「やまゆり園」事件への声明 障害者抹殺攻撃と立ち向かう労組拠点を建設し11月集会へ 革共同相模原地区委員会
週刊『前進』04頁(2777号02面01)(2016/09/05)
「やまゆり園」事件への声明
障害者抹殺攻撃と立ち向かう労組拠点を建設し11月集会へ
革共同相模原地区委員会
7月26日の神奈川県相模原市の重度障害者施設「津久井やまゆり園」での大量殺傷事件(19人殺害、27人重軽傷)から1カ月がたちました。この大事件は「天皇ビデオメッセージ」や都知事に極右の小池百合子が就任したこと、また在特会の在日への襲撃などとひとつです。新自由主義と安倍政権の戦争政策こそ最大の元凶です。
相模原地区委員会はこの1カ月間、地域の医療・福祉の作業所と施設、教育現場を訪ね、討論し行動を開始してきました。ここでの教訓と課題は、11月労働者集会の成功の核心的路線内容であると感じています。
噴出し始めた労働者人民の人間的な怒り
第一に確認したいのは、安倍政権が8月10日、事件検証会議で「防犯強化と警備訓練」「措置入院対策」を強調し、事件の本質を押し隠そうとしていることを強く弾劾したいということです。また神奈川県警の死傷者の匿名発表ということ自体、類例のないことです。このことは被害者自身及び家族の決起で着実に破られつつあるが、障害者の存在を抹殺する許し難い攻撃であるということです。この大事件への悲しみと怒りは、労働者の中から消し去ることは断じてできません。動労千葉物販や新国鉄署名を持参しての組合分会討論で、多くの労働者の率直な怒りや「今の社会がこうした犯人をつくっているのでは」という声が聞かれました。障害者の中からも怒りや恐怖の感情とともに、「私たちも社会の一員。役に立ちたい、ともに生きたい思いがある」と、今だからこそ団結を求めてただちに行動を起こそうとする声に出会いました。1964年の創設以来、地域社会との結合を重視して運営されてきたこの施設への、全住民的な期待は確実に息づいています。2004年、県の公設民営化で指定管理者に移行されたやまゆり園を、さらに黒岩県知事は「黒岩臨調」(公共施設廃止計画)で廃業を画策してきましたが、労働者住民はこれも絶対に許しません。やまゆり園事件に対する全国・全世界の怒りの爆発はこれからです。
民営化反対と非正規職撤廃で闘う労組を
第二に確認したいのは、新自由主義の民営化・外注化に反対し、非正規職撤廃を闘う労組拠点を建設することこそ、人間的共同性を取り戻し、新自由主義の社会を変える根幹であるということです。かつて神奈川県職員労働組合のやまゆり園分会は、80年代の全金本山闘争や国鉄1047名解雇撤回闘争を取り組む「国鉄闘争100万人支援陣形」そのものでした。毎年、相模湖ダムの中国人強制連行を追悼する行事にも取り組んできました。

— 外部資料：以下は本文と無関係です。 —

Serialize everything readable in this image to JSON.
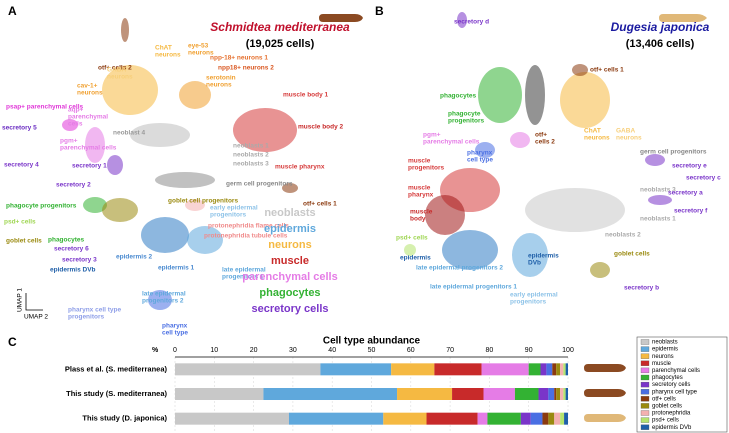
{
  "panel_letters": [
    "A",
    "B",
    "C"
  ],
  "umap_axes": [
    "UMAP 1",
    "UMAP 2"
  ],
  "panels": [
    {
      "species": "Schmidtea mediterranea",
      "species_color": "#c0102c",
      "cells": "(19,025 cells)",
      "labels": [
        {
          "text": [
            "otf+ cells 2"
          ],
          "color": "#8b3a0f"
        },
        {
          "text": [
            "eye-53",
            "neurons"
          ],
          "color": "#f0a030"
        },
        {
          "text": [
            "ChAT",
            "neurons"
          ],
          "color": "#f5b942"
        },
        {
          "text": [
            "npp-18+ neurons 1"
          ],
          "color": "#e56f2d"
        },
        {
          "text": [
            "npp18+ neurons 2"
          ],
          "color": "#d9561f"
        },
        {
          "text": [
            "serotonin",
            "neurons"
          ],
          "color": "#f0a030"
        },
        {
          "text": [
            "GABA",
            "neurons"
          ],
          "color": "#f7cf7a"
        },
        {
          "text": [
            "cav-1+",
            "neurons"
          ],
          "color": "#f0a030"
        },
        {
          "text": [
            "muscle body 1"
          ],
          "color": "#d63b3b"
        },
        {
          "text": [
            "muscle body 2"
          ],
          "color": "#c82a2a"
        },
        {
          "text": [
            "muscle pharynx"
          ],
          "color": "#d63b3b"
        },
        {
          "text": [
            "psap+ parenchymal cells"
          ],
          "color": "#e037d8"
        },
        {
          "text": [
            "aqp+",
            "parenchymal",
            "cells"
          ],
          "color": "#e57ce6"
        },
        {
          "text": [
            "secretory 5"
          ],
          "color": "#6a2cc2"
        },
        {
          "text": [
            "neoblast 4"
          ],
          "color": "#999999"
        },
        {
          "text": [
            "neoblasts 1"
          ],
          "color": "#aaaaaa"
        },
        {
          "text": [
            "neoblasts 2"
          ],
          "color": "#aaaaaa"
        },
        {
          "text": [
            "neoblasts 3"
          ],
          "color": "#aaaaaa"
        },
        {
          "text": [
            "pgm+",
            "parenchymal cells"
          ],
          "color": "#e57ce6"
        },
        {
          "text": [
            "secretory 4"
          ],
          "color": "#7a35c9"
        },
        {
          "text": [
            "secretory 1"
          ],
          "color": "#7a35c9"
        },
        {
          "text": [
            "secretory 2"
          ],
          "color": "#7a35c9"
        },
        {
          "text": [
            "germ cell progenitors"
          ],
          "color": "#888888"
        },
        {
          "text": [
            "goblet cell progenitors"
          ],
          "color": "#9a8a10"
        },
        {
          "text": [
            "phagocyte progenitors"
          ],
          "color": "#33b233"
        },
        {
          "text": [
            "otf+ cells 1"
          ],
          "color": "#8b3a0f"
        },
        {
          "text": [
            "psd+ cells"
          ],
          "color": "#9fd653"
        },
        {
          "text": [
            "early epidermal",
            "progenitors"
          ],
          "color": "#8ec3e8"
        },
        {
          "text": [
            "protonephridia flame cells"
          ],
          "color": "#f08a8a"
        },
        {
          "text": [
            "protonephridia tubule cells"
          ],
          "color": "#f08a8a"
        },
        {
          "text": [
            "goblet cells"
          ],
          "color": "#9a8a10"
        },
        {
          "text": [
            "phagocytes"
          ],
          "color": "#33b233"
        },
        {
          "text": [
            "secretory 6"
          ],
          "color": "#7a35c9"
        },
        {
          "text": [
            "secretory 3"
          ],
          "color": "#7a35c9"
        },
        {
          "text": [
            "epidermis DVb"
          ],
          "color": "#1f5fa8"
        },
        {
          "text": [
            "epidermis 2"
          ],
          "color": "#4a8ad0"
        },
        {
          "text": [
            "epidermis 1"
          ],
          "color": "#4a8ad0"
        },
        {
          "text": [
            "late epidermal",
            "progenitors 1"
          ],
          "color": "#5fa8dc"
        },
        {
          "text": [
            "late epidermal",
            "progenitors 2"
          ],
          "color": "#5fa8dc"
        },
        {
          "text": [
            "pharynx cell type",
            "progenitors"
          ],
          "color": "#8e9ee8"
        },
        {
          "text": [
            "pharynx",
            "cell type"
          ],
          "color": "#4a6fe3"
        }
      ]
    },
    {
      "species": "Dugesia japonica",
      "species_color": "#1a1aa0",
      "cells": "(13,406 cells)",
      "labels": [
        {
          "text": [
            "secretory d"
          ],
          "color": "#7a35c9"
        },
        {
          "text": [
            "otf+ cells 1"
          ],
          "color": "#8b3a0f"
        },
        {
          "text": [
            "phagocytes"
          ],
          "color": "#33b233"
        },
        {
          "text": [
            "phagocyte",
            "progenitors"
          ],
          "color": "#33b233"
        },
        {
          "text": [
            "pgm+",
            "parenchymal cells"
          ],
          "color": "#e57ce6"
        },
        {
          "text": [
            "otf+",
            "cells 2"
          ],
          "color": "#8b3a0f"
        },
        {
          "text": [
            "ChAT",
            "neurons"
          ],
          "color": "#f5b942"
        },
        {
          "text": [
            "GABA",
            "neurons"
          ],
          "color": "#f7cf7a"
        },
        {
          "text": [
            "germ cell progenitors"
          ],
          "color": "#888888"
        },
        {
          "text": [
            "pharynx",
            "cell type"
          ],
          "color": "#4a6fe3"
        },
        {
          "text": [
            "muscle",
            "progenitors"
          ],
          "color": "#d63b3b"
        },
        {
          "text": [
            "secretory e"
          ],
          "color": "#7a35c9"
        },
        {
          "text": [
            "secretory c"
          ],
          "color": "#7a35c9"
        },
        {
          "text": [
            "muscle",
            "pharynx"
          ],
          "color": "#d63b3b"
        },
        {
          "text": [
            "neoblasts 3"
          ],
          "color": "#aaaaaa"
        },
        {
          "text": [
            "secretory a"
          ],
          "color": "#7a35c9"
        },
        {
          "text": [
            "secretory f"
          ],
          "color": "#7a35c9"
        },
        {
          "text": [
            "muscle",
            "body"
          ],
          "color": "#c82a2a"
        },
        {
          "text": [
            "psd+ cells"
          ],
          "color": "#9fd653"
        },
        {
          "text": [
            "neoblasts 1"
          ],
          "color": "#aaaaaa"
        },
        {
          "text": [
            "neoblasts 2"
          ],
          "color": "#aaaaaa"
        },
        {
          "text": [
            "epidermis"
          ],
          "color": "#1f5fa8"
        },
        {
          "text": [
            "epidermis",
            "DVb"
          ],
          "color": "#1f5fa8"
        },
        {
          "text": [
            "goblet cells"
          ],
          "color": "#9a8a10"
        },
        {
          "text": [
            "late epidermal progenitors 2"
          ],
          "color": "#5fa8dc"
        },
        {
          "text": [
            "late epidermal progenitors 1"
          ],
          "color": "#5fa8dc"
        },
        {
          "text": [
            "early epidermal",
            "progenitors"
          ],
          "color": "#8ec3e8"
        },
        {
          "text": [
            "secretory b"
          ],
          "color": "#7a35c9"
        }
      ]
    }
  ],
  "legend_groups": [
    {
      "name": "neoblasts",
      "color": "#c8c8c8"
    },
    {
      "name": "epidermis",
      "color": "#5fa8dc"
    },
    {
      "name": "neurons",
      "color": "#f5b942"
    },
    {
      "name": "muscle",
      "color": "#c82a2a"
    },
    {
      "name": "parenchymal cells",
      "color": "#e57ce6"
    },
    {
      "name": "phagocytes",
      "color": "#33b233"
    },
    {
      "name": "secretory cells",
      "color": "#7a35c9"
    }
  ],
  "chart_data": {
    "type": "bar",
    "stacked": true,
    "orientation": "horizontal",
    "title": "Cell type abundance",
    "xlabel": "%",
    "categories": [
      "Plass et al. (S. mediterranea)",
      "This study (S. mediterranea)",
      "This study (D. japonica)"
    ],
    "xlim": [
      0,
      100
    ],
    "xticks": [
      0,
      10,
      20,
      30,
      40,
      50,
      60,
      70,
      80,
      90,
      100
    ],
    "grid": true,
    "series": [
      {
        "name": "neoblasts",
        "color": "#c8c8c8",
        "values": [
          37,
          22.5,
          29
        ]
      },
      {
        "name": "epidermis",
        "color": "#5fa8dc",
        "values": [
          18,
          34,
          24
        ]
      },
      {
        "name": "neurons",
        "color": "#f5b942",
        "values": [
          11,
          14,
          11
        ]
      },
      {
        "name": "muscle",
        "color": "#c82a2a",
        "values": [
          12,
          8,
          13
        ]
      },
      {
        "name": "parenchymal cells",
        "color": "#e57ce6",
        "values": [
          12,
          8,
          2.5
        ]
      },
      {
        "name": "phagocytes",
        "color": "#33b233",
        "values": [
          3,
          6,
          8.5
        ]
      },
      {
        "name": "secretory cells",
        "color": "#7a35c9",
        "values": [
          1.5,
          2.5,
          2.5
        ]
      },
      {
        "name": "pharynx cell type",
        "color": "#4a6fe3",
        "values": [
          1.5,
          1.5,
          3
        ]
      },
      {
        "name": "otf+ cells",
        "color": "#8b3a0f",
        "values": [
          1,
          0.5,
          1.5
        ]
      },
      {
        "name": "goblet cells",
        "color": "#9a8a10",
        "values": [
          1,
          1,
          1.5
        ]
      },
      {
        "name": "protonephridia",
        "color": "#f4b0b0",
        "values": [
          0.8,
          0.8,
          1.5
        ]
      },
      {
        "name": "psd+ cells",
        "color": "#b5e36e",
        "values": [
          0.6,
          0.6,
          1
        ]
      },
      {
        "name": "epidermis DVb",
        "color": "#1f5fa8",
        "values": [
          0.6,
          0.6,
          1
        ]
      }
    ]
  }
}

しかし、体制内労組幹部や日本共産党は行政改革・民営化攻撃に対して「公共サービス論」を掲げて屈服するばかりか、その先兵になり下がってきました。やまゆり園などへの指定管理者制度導入は県職員労組を破壊し、非正規職化、低賃金と無権利化をもたらしました。それは、福祉労働者が障害者に寄り添うという人間的共同性の根本を奪い、破壊してきたのです。日本共産党・全労連の「聖職論」は、資本主義を支える役割を果たしてきました。これでは資本主義社会のイデオロギーそのものである優生思想と太刀打ちできないことは明白です。

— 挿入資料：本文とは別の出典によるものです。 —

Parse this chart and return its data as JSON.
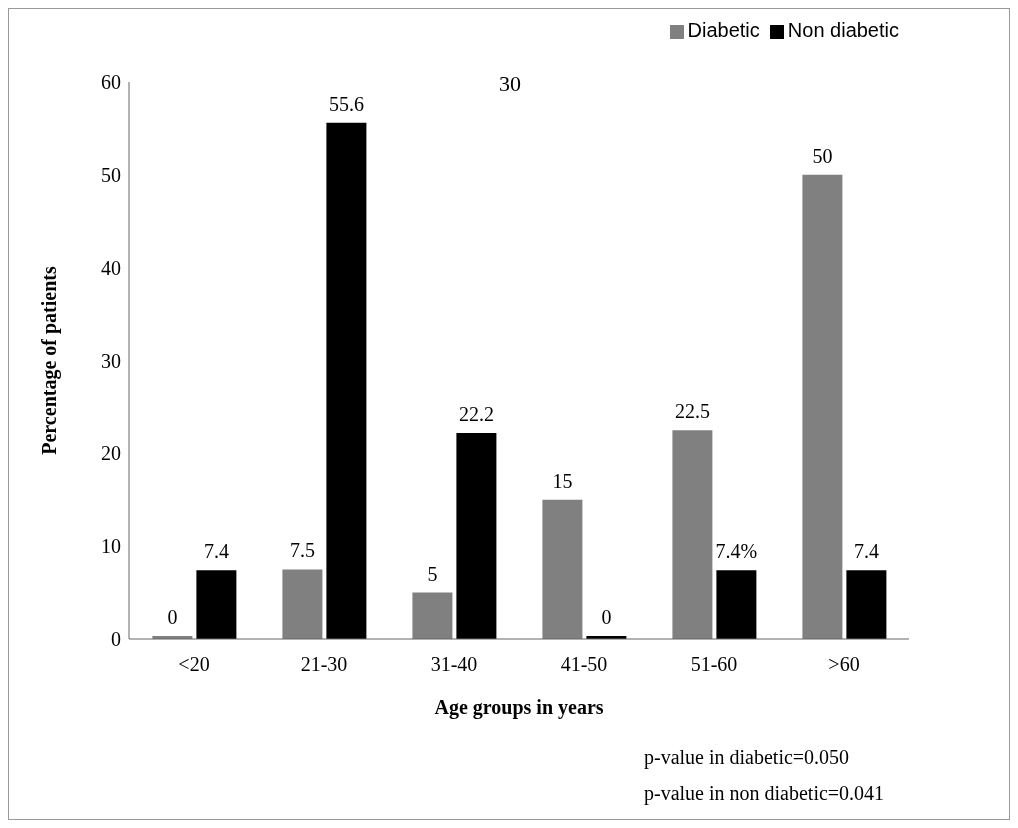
{
  "chart_data": {
    "type": "bar",
    "xlabel": "Age groups in years",
    "ylabel": "Percentage of patients",
    "categories": [
      "<20",
      "21-30",
      "31-40",
      "41-50",
      "51-60",
      ">60"
    ],
    "series": [
      {
        "name": "Diabetic",
        "color": "#808080",
        "values": [
          0,
          7.5,
          5,
          15,
          22.5,
          50
        ],
        "value_labels": [
          "0",
          "7.5",
          "5",
          "15",
          "22.5",
          "50"
        ]
      },
      {
        "name": "Non diabetic",
        "color": "#000000",
        "values": [
          7.4,
          55.6,
          22.2,
          0,
          7.4,
          7.4
        ],
        "value_labels": [
          "7.4",
          "55.6",
          "22.2",
          "0",
          "7.4%",
          "7.4"
        ]
      }
    ],
    "ylim": [
      0,
      60
    ],
    "yticks": [
      0,
      10,
      20,
      30,
      40,
      50,
      60
    ],
    "grid": false,
    "legend": "top right",
    "annotations": [
      "30",
      "p-value in diabetic=0.050",
      "p-value in non diabetic=0.041"
    ]
  }
}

しかし、国鉄闘争の先頭で動労千葉は国鉄分割・民営化攻撃に絶対反対で闘ってきました。この闘いは現在、外注化阻止・非正規職撤廃闘争や、動労水戸の被曝労働拒否闘争として発展して勝利しています。歴史的事実を厳然と見据え、今こそ動労千葉や動労水戸のような闘う労働組合、地域拠点をつくり上げ、労働者の団結と共同性を奪い返していくことで、絶対にこの攻撃を打ち破ることができます。
労働者を生かすことも再生産することもできなくなった資本主義は終わっています。新自由主義は福祉を奪い、切り捨て、労働者民衆を生きられなくし、ついに社会全体を崩壊させるまで行き着きました。
しかし、医療・福祉や社会保障は、帝国主義が労働者階級の革命的決起に恐怖した結果であると同時に、労働者階級人民自身の闘いがかちとってきたものです。危機なのは資本主義であって、そのみすぼらしい正体がいよいよむき出しになってきたということです。労働法改悪反対闘争は、世界にゼネスト情勢をつくり出しています。99%の労働者階級には力がある。この社会をつくり出しているのは労働者です。人間が自然に、他人に働きかけ、協働して新たなものを生み出す。そこに「労働」を通した人間の共同性が生み出される。必要なのは、資本主義を倒して共産主義の社会、新しい社会を生み出していくことです。
ゼネストと国際連帯で勝利を開こう
第三に、歴史的で新たな11月労働者集会の大結集と成功へ、すべての飛躍をかけ立ち上がろう。「人類の生存を脅かす初の危機に対して、世界を守る力は今や、労働者階級の国際連帯から生まれる以外にありません」「民族・国籍・国境を越えた労働者が、日本と韓国の地で大合流して、大恐慌―大失業・貧困と戦争の世の中を根本的に変革する闘争を共に開始しましょう!」
この東京―ソウル11月国際共同行動の呼びかけは、2016年から17年、世界の労働者の進む道はゼネストと世界革命にあることを訴えています。それはやまゆり園事件への回答でもあります。参院選で開始した「新しい労働者の政党をつくろう」の旗も高く、「ゼネストと国際連帯で戦争を阻止し、人間が生き抜く社会をつくろう」と、合同労組と婦人民主クラブ全国協議会を始めとした階級的拠点を強固に建設し、現在の労働法破壊の焦点である公務員職場での拠点建設へと全力で決起します。機関紙『前進』を巨万の労働者の闘いの武器にして、党と労働組合の一体的建設でプロレタリア革命へ!ともに闘おう!